La mención a El aura (2005) hecha anteriormente no es gratuita. Ambos filmes están encadenados por una serie fortuitas de elementos. Tanto en uno como en el otro se produce una mirada sobre el profesionalismo y el perfeccionamiento que linda con la paranoia, la introspección y la autodestrucción. Tanto el sastre de Jardines colgantes como el taxidermista de Darín trabajan con inusitada fruición con materiales muertos, inertes, a los que dotan de nuevas vidas. Tal vez ese detallismo los sumerja en la opacidad y los lleve a querer vivir otras vidas: uno sentirá la pulsión de cometer el crimen perfecto y el otro se movilizará ante el amor fatal de una mujer.

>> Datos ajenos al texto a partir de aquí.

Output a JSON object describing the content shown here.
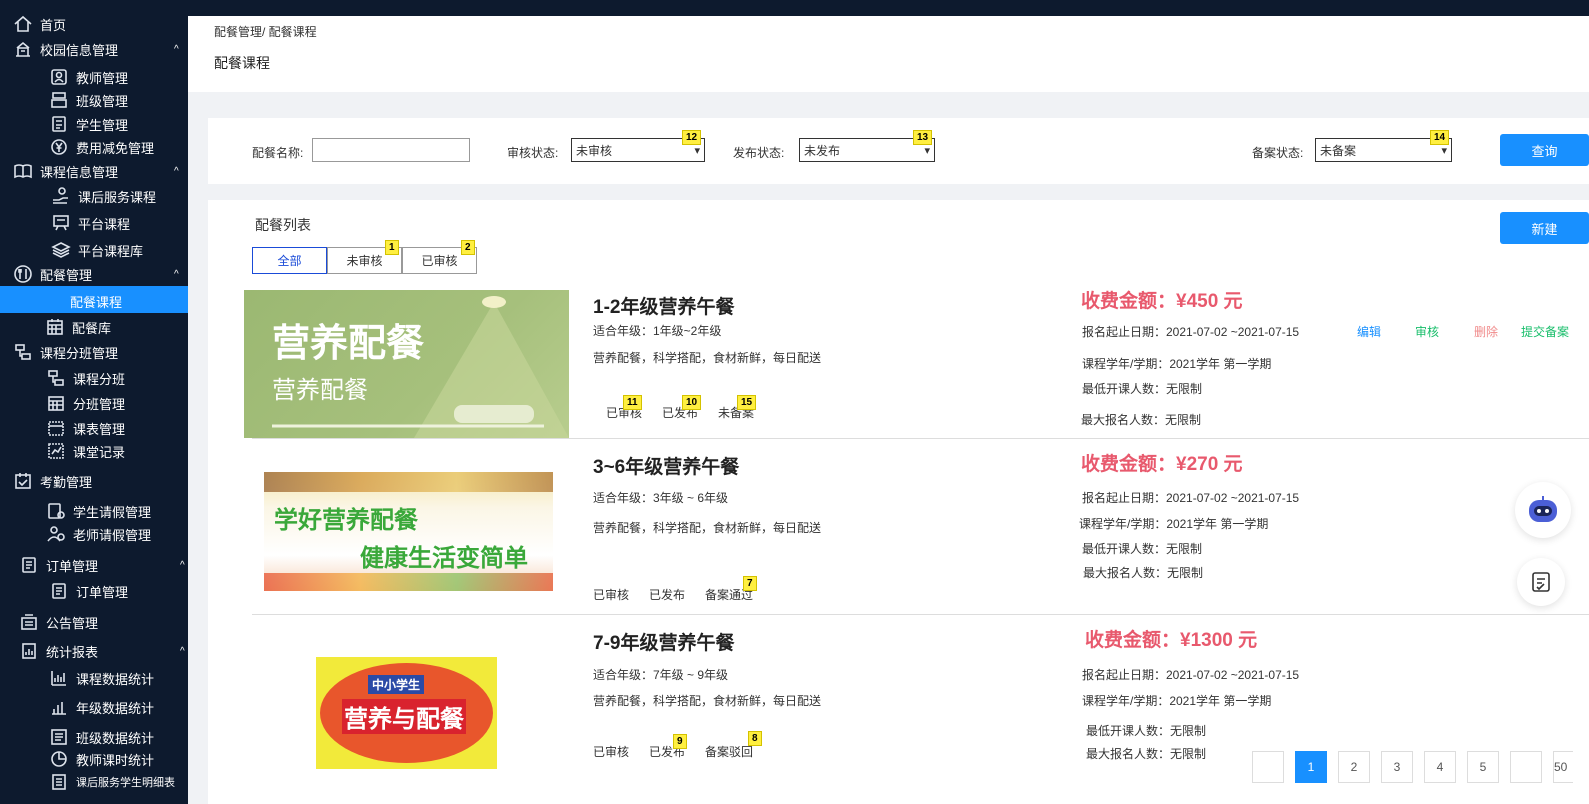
{
  "sidebar": {
    "items": [
      {
        "label": "首页",
        "icon": "home-icon"
      },
      {
        "label": "校园信息管理",
        "icon": "school-icon",
        "caret": "^"
      },
      {
        "label": "教师管理",
        "icon": "teacher-icon"
      },
      {
        "label": "班级管理",
        "icon": "class-icon"
      },
      {
        "label": "学生管理",
        "icon": "student-icon"
      },
      {
        "label": "费用减免管理",
        "icon": "yen-icon"
      },
      {
        "label": "课程信息管理",
        "icon": "book-icon",
        "caret": "^"
      },
      {
        "label": "课后服务课程",
        "icon": "hand-service-icon"
      },
      {
        "label": "平台课程",
        "icon": "board-icon"
      },
      {
        "label": "平台课程库",
        "icon": "layers-icon"
      },
      {
        "label": "配餐管理",
        "icon": "utensils-icon",
        "caret": "^"
      },
      {
        "label": "配餐课程",
        "icon": ""
      },
      {
        "label": "配餐库",
        "icon": "calendar-grid-icon"
      },
      {
        "label": "课程分班管理",
        "icon": "split-icon"
      },
      {
        "label": "课程分班",
        "icon": "split-icon"
      },
      {
        "label": "分班管理",
        "icon": "calendar-grid-icon"
      },
      {
        "label": "课表管理",
        "icon": "timetable-icon"
      },
      {
        "label": "课堂记录",
        "icon": "record-icon"
      },
      {
        "label": "考勤管理",
        "icon": "attendance-icon"
      },
      {
        "label": "学生请假管理",
        "icon": "leave-icon"
      },
      {
        "label": "老师请假管理",
        "icon": "teacher-leave-icon"
      },
      {
        "label": "订单管理",
        "icon": "order-icon",
        "caret": "^"
      },
      {
        "label": "订单管理",
        "icon": "order-icon"
      },
      {
        "label": "公告管理",
        "icon": "notice-icon"
      },
      {
        "label": "统计报表",
        "icon": "report-icon",
        "caret": "^"
      },
      {
        "label": "课程数据统计",
        "icon": "chart-icon"
      },
      {
        "label": "年级数据统计",
        "icon": "bar-icon"
      },
      {
        "label": "班级数据统计",
        "icon": "list-chart-icon"
      },
      {
        "label": "教师课时统计",
        "icon": "pie-icon"
      },
      {
        "label": "课后服务学生明细表",
        "icon": "detail-icon"
      }
    ]
  },
  "header": {
    "breadcrumb": "配餐管理/ 配餐课程",
    "title": "配餐课程"
  },
  "filter": {
    "name_label": "配餐名称:",
    "name_value": "",
    "audit_label": "审核状态:",
    "audit_value": "未审核",
    "audit_tag": "12",
    "publish_label": "发布状态:",
    "publish_value": "未发布",
    "publish_tag": "13",
    "record_label": "备案状态:",
    "record_value": "未备案",
    "record_tag": "14",
    "query_label": "查询"
  },
  "list": {
    "title": "配餐列表",
    "new_label": "新建",
    "tabs": [
      {
        "label": "全部",
        "tag": ""
      },
      {
        "label": "未审核",
        "tag": "1"
      },
      {
        "label": "已审核",
        "tag": "2"
      }
    ],
    "courses": [
      {
        "name": "1-2年级营养午餐",
        "grade": "适合年级：1年级~2年级",
        "desc": "营养配餐，科学搭配，食材新鲜，每日配送",
        "status": [
          "已审核",
          "已发布",
          "未备案"
        ],
        "status_tags": [
          "11",
          "10",
          "15"
        ],
        "fee": "收费金额：¥450 元",
        "date": "报名起止日期：2021-07-02 ~2021-07-15",
        "term": "课程学年/学期：2021学年 第一学期",
        "min": "最低开课人数：无限制",
        "max": "最大报名人数：无限制",
        "thumb_title": "营养配餐",
        "thumb_sub": "营养配餐",
        "ops": [
          "编辑",
          "审核",
          "删除",
          "提交备案"
        ]
      },
      {
        "name": "3~6年级营养午餐",
        "grade": "适合年级：3年级 ~ 6年级",
        "desc": "营养配餐，科学搭配，食材新鲜，每日配送",
        "status": [
          "已审核",
          "已发布",
          "备案通过"
        ],
        "status_tags": [
          "",
          "",
          "7"
        ],
        "fee": "收费金额：¥270 元",
        "date": "报名起止日期：2021-07-02 ~2021-07-15",
        "term": "课程学年/学期：2021学年 第一学期",
        "min": "最低开课人数：无限制",
        "max": "最大报名人数：无限制",
        "thumb_title": "学好营养配餐",
        "thumb_sub": "健康生活变简单"
      },
      {
        "name": "7-9年级营养午餐",
        "grade": "适合年级：7年级 ~ 9年级",
        "desc": "营养配餐，科学搭配，食材新鲜，每日配送",
        "status": [
          "已审核",
          "已发布",
          "备案驳回"
        ],
        "status_tags": [
          "",
          "9",
          "8"
        ],
        "fee": "收费金额：¥1300 元",
        "date": "报名起止日期：2021-07-02 ~2021-07-15",
        "term": "课程学年/学期：2021学年 第一学期",
        "min": "最低开课人数：无限制",
        "max": "最大报名人数：无限制",
        "thumb_top": "中小学生",
        "thumb_title": "营养与配餐"
      }
    ]
  },
  "pagination": {
    "prev": "",
    "pages": [
      "1",
      "2",
      "3",
      "4",
      "5"
    ],
    "next": "",
    "last": "50",
    "current": "1"
  },
  "colors": {
    "sidebar_bg": "#0d1a2e",
    "accent": "#1890ff",
    "fee": "#e8596d",
    "edit": "#1890ff",
    "audit": "#19be6b",
    "delete": "#f08a8a",
    "submit": "#19be6b"
  }
}
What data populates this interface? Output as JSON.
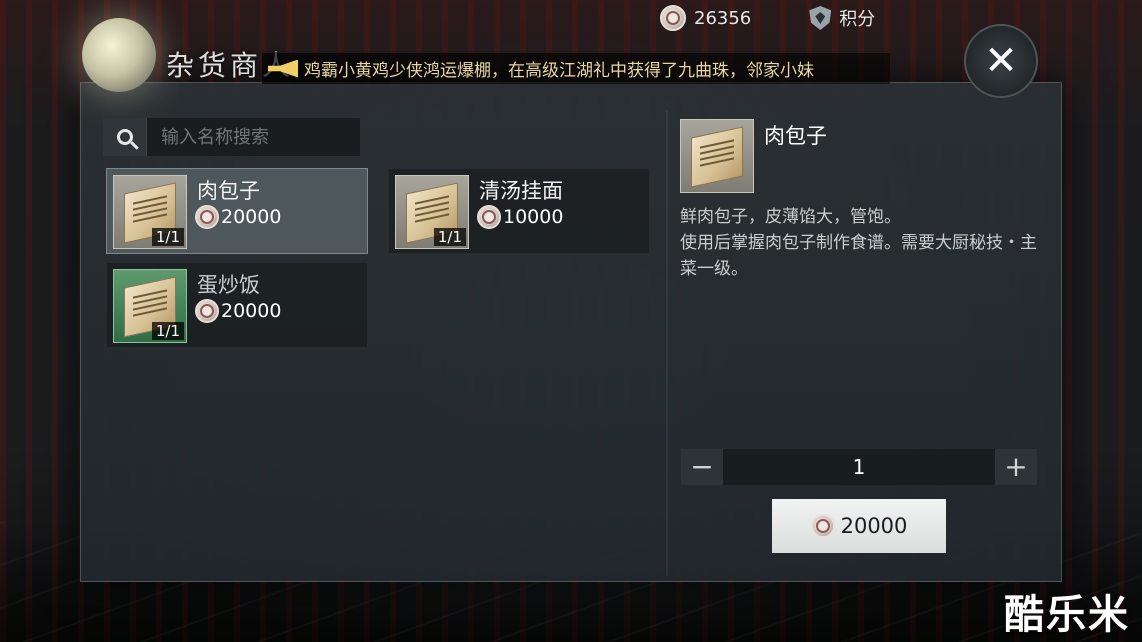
{
  "currency": {
    "coins": "26356",
    "points_label": "积分"
  },
  "shop": {
    "title": "杂货商人",
    "marquee": "鸡霸小黄鸡少侠鸿运爆棚，在高级江湖礼中获得了九曲珠，邻家小妹",
    "search_placeholder": "输入名称搜索"
  },
  "items": [
    {
      "name": "肉包子",
      "price": "20000",
      "count": "1/1"
    },
    {
      "name": "清汤挂面",
      "price": "10000",
      "count": "1/1"
    },
    {
      "name": "蛋炒饭",
      "price": "20000",
      "count": "1/1"
    }
  ],
  "detail": {
    "name": "肉包子",
    "desc_line1": "鲜肉包子，皮薄馅大，管饱。",
    "desc_line2": "使用后掌握肉包子制作食谱。需要大厨秘技・主菜一级。",
    "quantity": "1",
    "minus": "−",
    "plus": "+",
    "total_price": "20000"
  },
  "close_label": "✕",
  "watermark": "酷乐米",
  "colors": {
    "marquee_text": "#e8d7a3",
    "selected_bg": "#555f64",
    "green_tile": "#2f6e45"
  }
}
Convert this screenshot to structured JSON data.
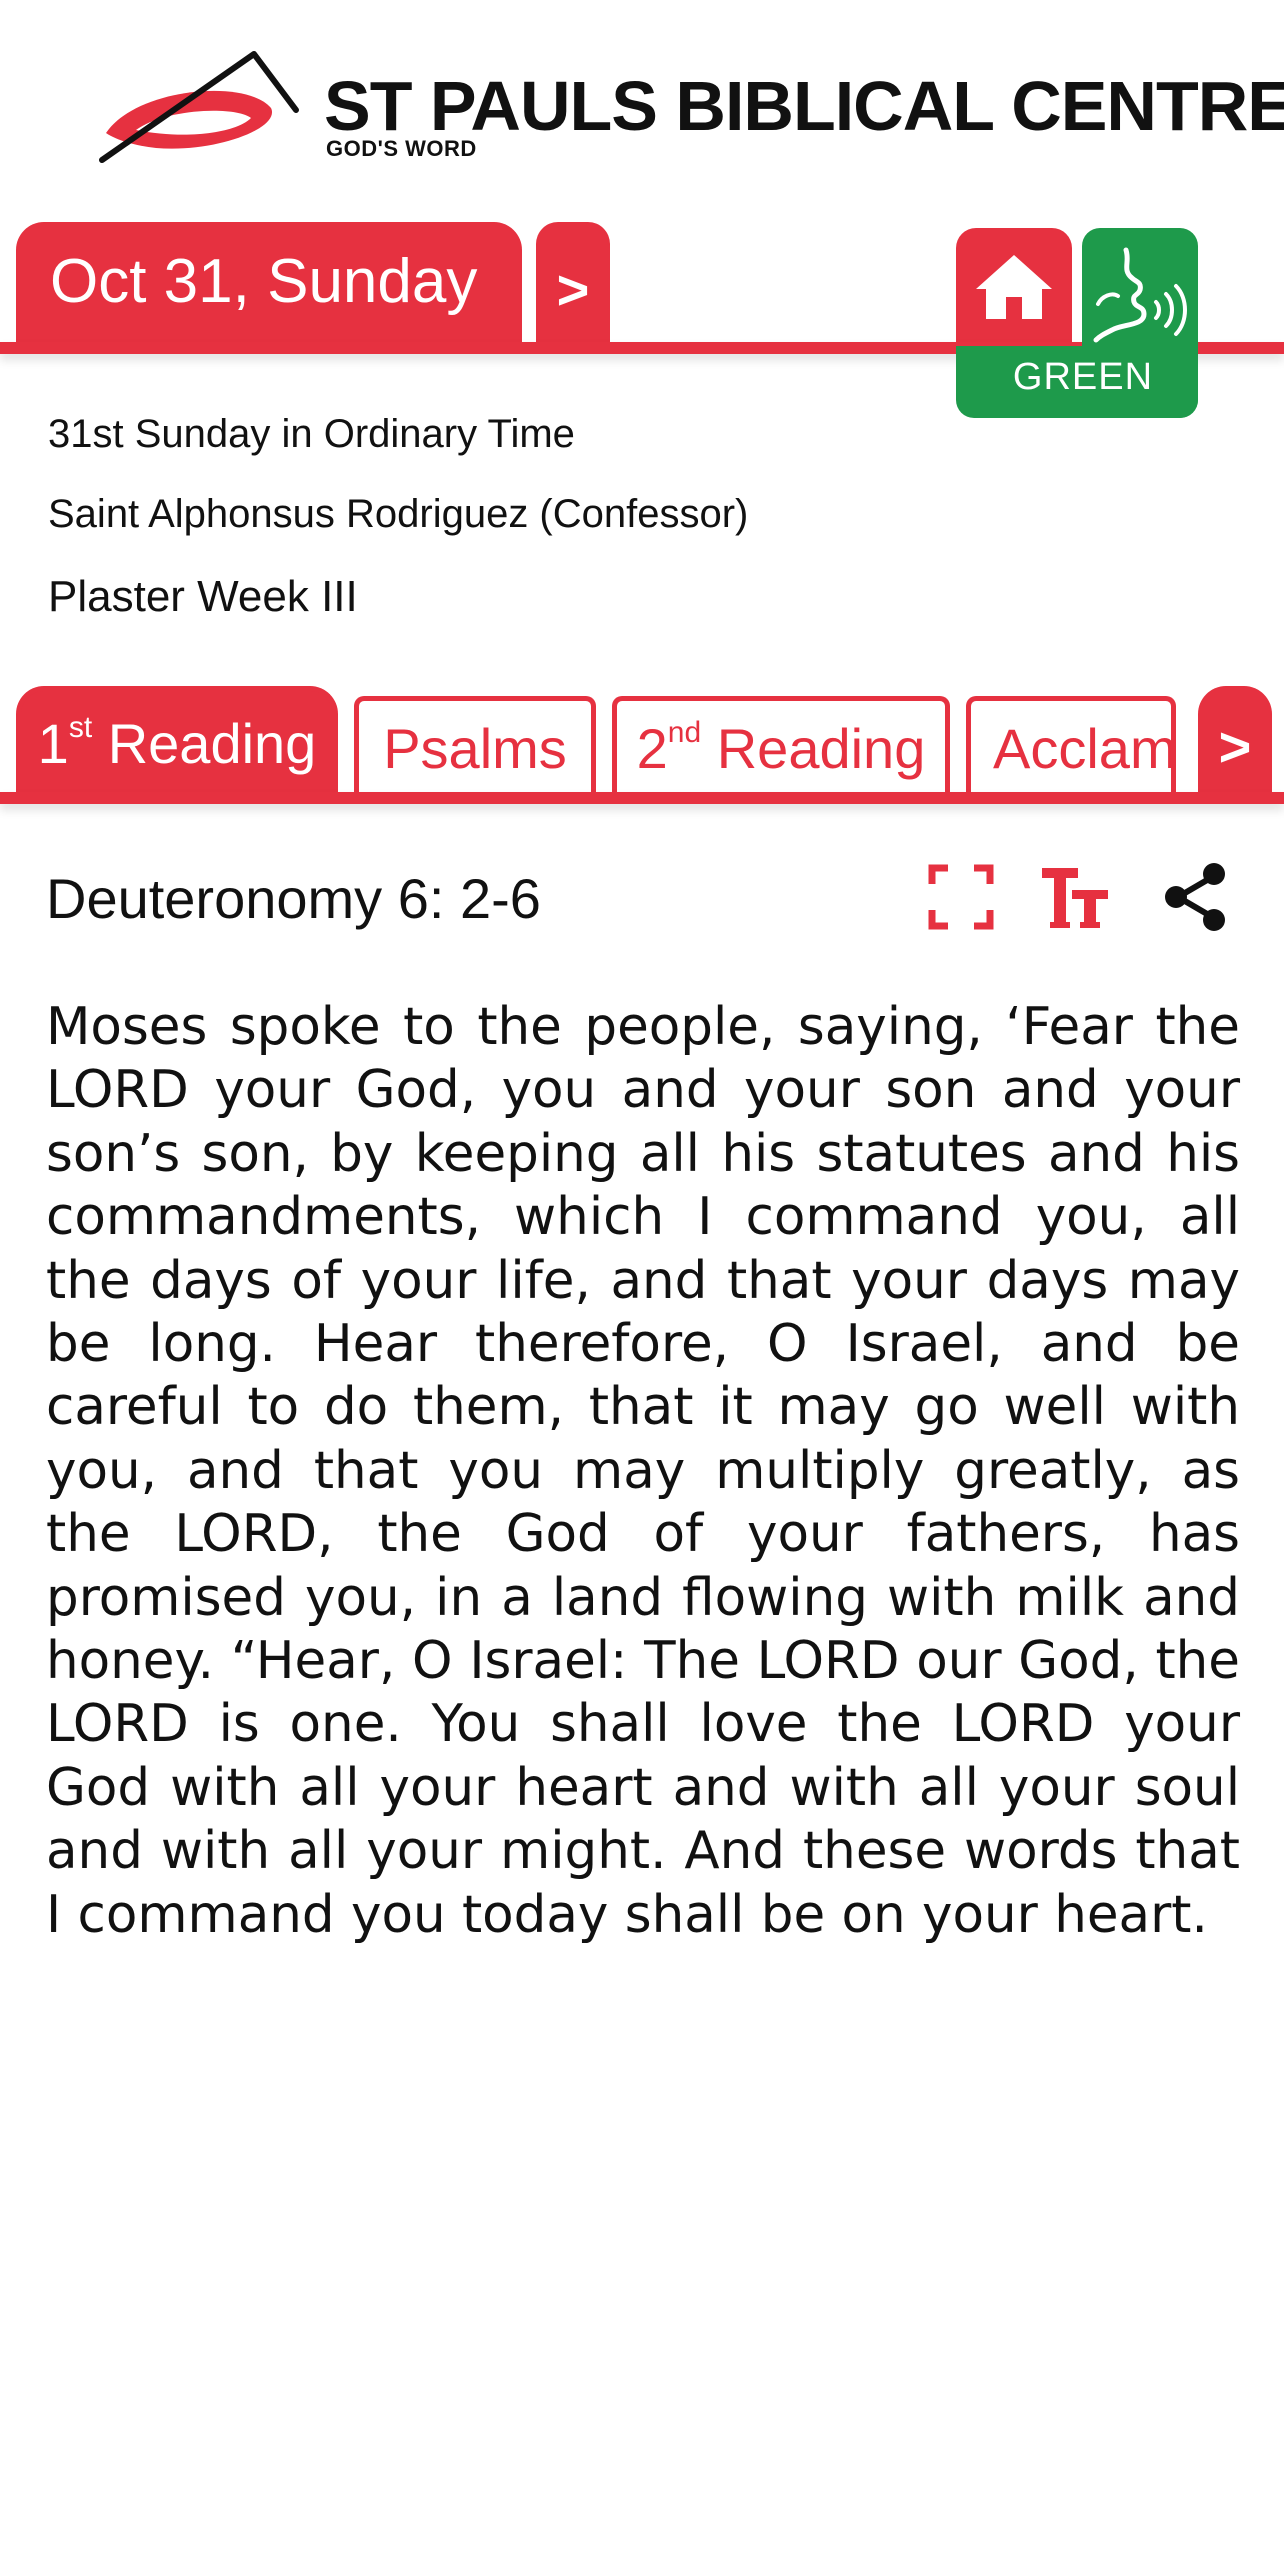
{
  "header": {
    "title": "ST PAULS BIBLICAL CENTRE",
    "subtitle": "GOD'S WORD",
    "logo_icon": "st-pauls-swoosh-logo",
    "colors": {
      "brand_red": "#e63140",
      "black": "#111111"
    }
  },
  "date_bar": {
    "date_label": "Oct 31, Sunday",
    "next_label": ">",
    "home_icon": "home-icon",
    "liturgical_color_icon": "speaking-head-icon",
    "liturgical_color_label": "GREEN",
    "colors": {
      "accent": "#e63140",
      "liturgical": "#1e9a4b"
    }
  },
  "info": {
    "line1": "31st Sunday in Ordinary Time",
    "line2": "Saint Alphonsus Rodriguez (Confessor)",
    "line3": "Plaster Week III"
  },
  "tabs": [
    {
      "label": "1",
      "sup": "st",
      "rest": " Reading",
      "active": true
    },
    {
      "label": "Psalms",
      "active": false
    },
    {
      "label": "2",
      "sup": "nd",
      "rest": " Reading",
      "active": false
    },
    {
      "label": "Acclam",
      "active": false
    }
  ],
  "tabs_next_label": ">",
  "reading": {
    "reference": "Deuteronomy 6: 2-6",
    "tools": [
      "fullscreen-icon",
      "text-size-icon",
      "share-icon"
    ],
    "text": "Moses spoke to the people, saying, ‘Fear the LORD your God, you and your son and your son’s son, by keeping all his statutes and his commandments, which I command you, all the days of your life, and that your days may be long. Hear therefore, O Israel, and be careful to do them, that it may go well with you, and that you may multiply greatly, as the LORD, the God of your fathers, has promised you, in a land flowing with milk and honey. “Hear, O Israel: The LORD our God, the LORD is one. You shall love the LORD your God with all your heart and with all your soul and with all your might. And these words that I command you today shall be on your heart."
  }
}
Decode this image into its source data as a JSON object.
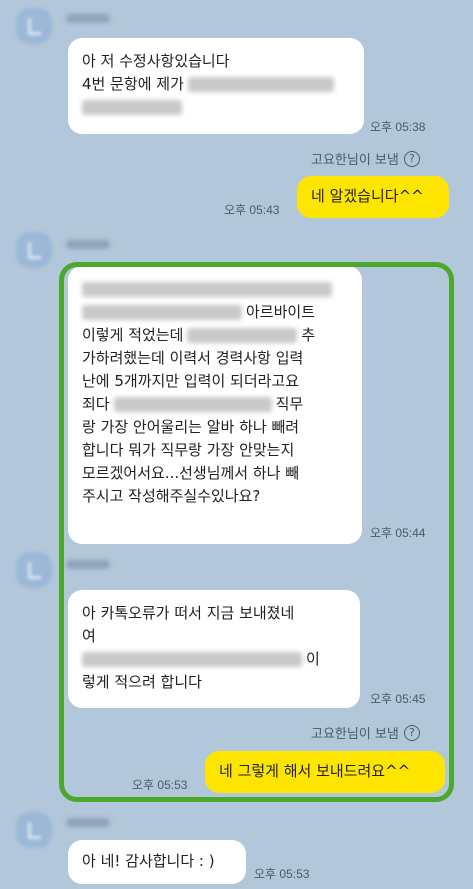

Lo cierto es que lo que ambas películas reflejan es un recorte de sus existencias, un viaje que emprenden en el sentido literal de la expresión. No sabemos qué fue de ellos antes ni qué será después (ni sus nombres sabemos). Ni siquiera si la nueva experiencia los reconfortó o si esa experiencia es una pura construcción mental. Un mundo cargado de aventuras y peligros, ideado para escapar de otro rutinario. Así como sus personajes se deslizan sobre superficies inconclusas, Bielinsky y Llorca trabajan sobre el resbaladizo terreno de lo genérico, releyéndolo, estudiándolo, comprendiéndolo, reformulándolo. Una mirada de profesionales sobre las profesiones y lo tortuoso del camino que supone ser riguroso y crear trajes, animales embalsamados, movimiento, cine o lo que sea.

Jardines colgantes, España, 1993, ‘116. Director: Pablo Llorca. Guionista: Pablo Llorca. Fotografía: Gerardo Gormezano. Montaje: Pablo Llorca. Música: Víctor Simonet. Productor: Jacinto Vaello. Diseño de producción: Mónica Bermuy. Intérpretes: Luis Flete, Féodor Atkine, Icíar Bollaín, Rafael Díaz, Leonor Watling, Andrés Lima, Manuel Calderón.